Poiché se ne discute, talvolta per la verità a sproposito, un cenno alle implicazioni che queste tematiche avrebbero riguardo alla libertà di insegnamento; è evidente che proprio la competenza a utilizzare strumenti e linguaggi la cui diffusione cresce in maniera esponenziale fra le giovani generazioni (e non solo) rende il docente più attrezzato per un esercizio consapevole della propria libertà di insegnamento, rafforzata e non messa in discussione dal fatto di possedere nuove capacità e competenze da utilizzare per il proprio lavoro.
A chi osserva come molte delle prestazioni connesse alla DAD esulino dai carichi di lavoro disciplinati dal contratto, si possono dare due risposte.La prima, che riguarda l’oggi, è che in una situazione nella quale per garantire un diritto fondamentale, quello alla salute, ci sono lavoratori che rischiano la propria vita, trincerarsi dietro la formulazione letterale di un contratto per sottrarsi all’impegno di fare il possibile affinché la comunità non sia totalmente privata della sua scuola è indice quantomeno di scarso senso civico. Conforta il fatto che si tratta di opinioni marginali, a fronte della stragrande maggioranza di una categoria che in tutte le sue componenti (docenti, dirigenti, personale ATA) è oggi impegnata a “tenere aperta” viva e presente quanto più possibile la scuola anche se sono chiuse le sue porte.

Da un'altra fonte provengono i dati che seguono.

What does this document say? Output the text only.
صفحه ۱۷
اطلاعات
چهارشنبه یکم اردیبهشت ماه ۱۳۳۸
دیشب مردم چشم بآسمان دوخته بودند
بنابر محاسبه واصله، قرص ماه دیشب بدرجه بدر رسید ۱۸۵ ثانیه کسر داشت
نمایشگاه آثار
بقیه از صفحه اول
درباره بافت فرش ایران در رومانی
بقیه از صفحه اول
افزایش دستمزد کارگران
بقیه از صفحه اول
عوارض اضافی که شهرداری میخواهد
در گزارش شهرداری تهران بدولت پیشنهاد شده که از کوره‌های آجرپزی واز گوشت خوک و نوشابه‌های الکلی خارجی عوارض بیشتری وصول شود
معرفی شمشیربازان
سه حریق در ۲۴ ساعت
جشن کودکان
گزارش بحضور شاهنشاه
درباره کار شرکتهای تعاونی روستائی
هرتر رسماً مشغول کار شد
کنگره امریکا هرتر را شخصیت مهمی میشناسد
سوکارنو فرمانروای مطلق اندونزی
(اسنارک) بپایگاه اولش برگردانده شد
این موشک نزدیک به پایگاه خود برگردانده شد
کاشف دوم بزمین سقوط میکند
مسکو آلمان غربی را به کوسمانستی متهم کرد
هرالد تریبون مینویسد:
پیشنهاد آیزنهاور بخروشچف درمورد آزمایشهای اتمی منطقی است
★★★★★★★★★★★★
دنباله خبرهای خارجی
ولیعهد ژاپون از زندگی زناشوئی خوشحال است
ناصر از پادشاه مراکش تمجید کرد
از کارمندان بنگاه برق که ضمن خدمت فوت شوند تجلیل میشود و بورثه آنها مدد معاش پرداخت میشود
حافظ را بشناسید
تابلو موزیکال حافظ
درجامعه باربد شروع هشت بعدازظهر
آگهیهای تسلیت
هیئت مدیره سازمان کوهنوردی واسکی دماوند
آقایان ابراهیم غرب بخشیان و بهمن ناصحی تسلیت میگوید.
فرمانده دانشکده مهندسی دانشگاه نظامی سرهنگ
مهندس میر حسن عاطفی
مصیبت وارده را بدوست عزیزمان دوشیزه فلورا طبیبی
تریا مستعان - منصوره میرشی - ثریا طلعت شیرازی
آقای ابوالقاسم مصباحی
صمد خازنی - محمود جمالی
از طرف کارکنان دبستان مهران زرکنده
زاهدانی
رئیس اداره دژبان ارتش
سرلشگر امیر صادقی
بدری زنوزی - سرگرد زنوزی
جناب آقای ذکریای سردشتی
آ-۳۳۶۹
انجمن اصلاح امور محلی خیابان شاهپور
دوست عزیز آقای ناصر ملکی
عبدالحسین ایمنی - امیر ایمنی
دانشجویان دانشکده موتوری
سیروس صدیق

La seconda, è che indubbiamente la questione cui si accennava prima, cioè della necessità di avere un sistema strutturale di supporto all’aggiornamento professionale, dovrà entrare a pieno titolo nella discussione per il rinnovo del contratto di lavoro, nel quale l’accresciuta complessità di un profilo professionale costretto a stare al passo con la rapidità e la profondità dei cambiamenti da cui la società di oggi e di domani sarà investita, dovrà trovare una puntuale declinazione degli obblighi di lavoro e il doveroso riscontro in termini di valorizzazione normativa ed economica.